Middle Georgia Technical College
- Type: Community Technical College
- Active: 1973–2013
- Location: Warner Robins, Georgia, USA 32°32′43″N 83°40′3″W﻿ / ﻿32.54528°N 83.66750°W
- Mascot: Titans
- Website: http://www.middlegatech.edu

= Middle Georgia Technical College =

Middle Georgia Technical College was a unit of the Technical College System of Georgia (TCSG) and provided education services for a four-county service area in middle Georgia. The school's service area included Houston, Peach, Pulaski, and Dooly counties. MGTC is accredited by the Commission on Colleges of the Southern Association of Colleges and Schools to award associate degrees, Diplomas, and Technical Certificates of Credit. Many of the school's individual technical programs were also accredited by their respective accreditation organizations.

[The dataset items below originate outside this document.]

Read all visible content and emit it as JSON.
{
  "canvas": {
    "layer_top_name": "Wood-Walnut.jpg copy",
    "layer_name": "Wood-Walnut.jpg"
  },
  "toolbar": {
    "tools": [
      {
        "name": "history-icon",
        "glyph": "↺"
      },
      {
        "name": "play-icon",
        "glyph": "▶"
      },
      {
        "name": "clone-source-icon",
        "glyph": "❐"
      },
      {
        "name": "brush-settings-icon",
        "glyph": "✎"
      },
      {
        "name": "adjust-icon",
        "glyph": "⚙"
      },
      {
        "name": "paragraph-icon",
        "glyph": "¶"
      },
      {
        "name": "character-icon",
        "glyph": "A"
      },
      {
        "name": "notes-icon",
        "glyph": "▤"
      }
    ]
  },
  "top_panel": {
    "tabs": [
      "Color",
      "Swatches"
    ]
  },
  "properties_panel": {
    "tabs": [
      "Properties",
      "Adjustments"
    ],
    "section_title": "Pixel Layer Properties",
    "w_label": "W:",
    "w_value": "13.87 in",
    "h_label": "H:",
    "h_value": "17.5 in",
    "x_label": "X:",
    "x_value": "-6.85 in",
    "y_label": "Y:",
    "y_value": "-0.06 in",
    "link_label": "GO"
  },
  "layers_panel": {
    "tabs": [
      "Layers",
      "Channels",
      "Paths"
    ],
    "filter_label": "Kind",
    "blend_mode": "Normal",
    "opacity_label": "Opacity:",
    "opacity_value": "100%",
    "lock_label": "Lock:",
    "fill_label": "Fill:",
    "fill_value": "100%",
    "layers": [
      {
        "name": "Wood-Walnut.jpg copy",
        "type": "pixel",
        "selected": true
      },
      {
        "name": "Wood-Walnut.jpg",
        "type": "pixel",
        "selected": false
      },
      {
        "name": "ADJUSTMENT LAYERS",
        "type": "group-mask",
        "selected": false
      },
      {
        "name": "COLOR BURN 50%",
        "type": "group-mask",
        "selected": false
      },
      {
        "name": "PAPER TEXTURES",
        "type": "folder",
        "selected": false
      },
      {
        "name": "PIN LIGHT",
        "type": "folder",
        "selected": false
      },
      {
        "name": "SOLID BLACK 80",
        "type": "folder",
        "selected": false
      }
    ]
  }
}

On September 26, 2012, the State Board of the TCSG voted to merge Middle Georgia Technical College with the Macon-based Central Georgia Technical College in order to cut costs. The new college retained the name Central Georgia Technical College and will cover 11 counties in the Central Georgia region with multiple campuses (CGTC services students in Baldwin, Bibb, Crawford, Jones, Monroe, Putnam, and Twiggs counties), a region larger than the U.S. state of Delaware. Classes under the new college commenced July 1, 2013.

==History==

MGTC was originally established in 1973 as Houston Vocational Center, though the first classes were not held until January, 1974. At that time, its mission was to provide vocational educational programs to both secondary and post-secondary students. The school transitioned to an all-post-secondary curriculum in 1985, at which time its name was changed to Houston Area Vocational Center and its service area was expanded to the four-county area that it currently serves.

Oversight of the school was transferred from local authorities to the Technical College System of Georgia (then called the State Board for Post-secondary Vocational Education) in January, 1986, and a year later the school was renamed to Middle Georgia Technical Institute.

The school was named the official service provider for Adult Literacy programs in its four-county service area in 1990, which led to the opening of Adult Literacy Centers in all four counties. In 1993, the Georgia General Assembly also approved funding to build a new main campus for the school on an 83 acre site in Houston County, which was completed and occupied by March, 1998.

==Locations and programs==
MGTC's primary campus was located at 80 Cohen Walker Dr. in Warner Robins, and extended classroom facilities are also located at the Robins AFB Museum of Aviation. From the main and extended campuses, the school offered associate degree, diploma, and technical certificate of credit programs, adult education services, continuing education, and customized business and industry workforce training. Additional training was also provided at four auxiliary locations in Warner Robins, Hawkinsville, and Vienna. The Adult Education Programs utilized multiple locations throughout the four counties served by the school.

==Athletics==
MGTC sponsored intercollegiate men's and women's basketball teams. The school's teams were nicknamed the Titans, and participated in Division III of the National Junior College Athletic Association (NJCAA) and the Georgia Collegiate Athletic Association (GCAA) conference.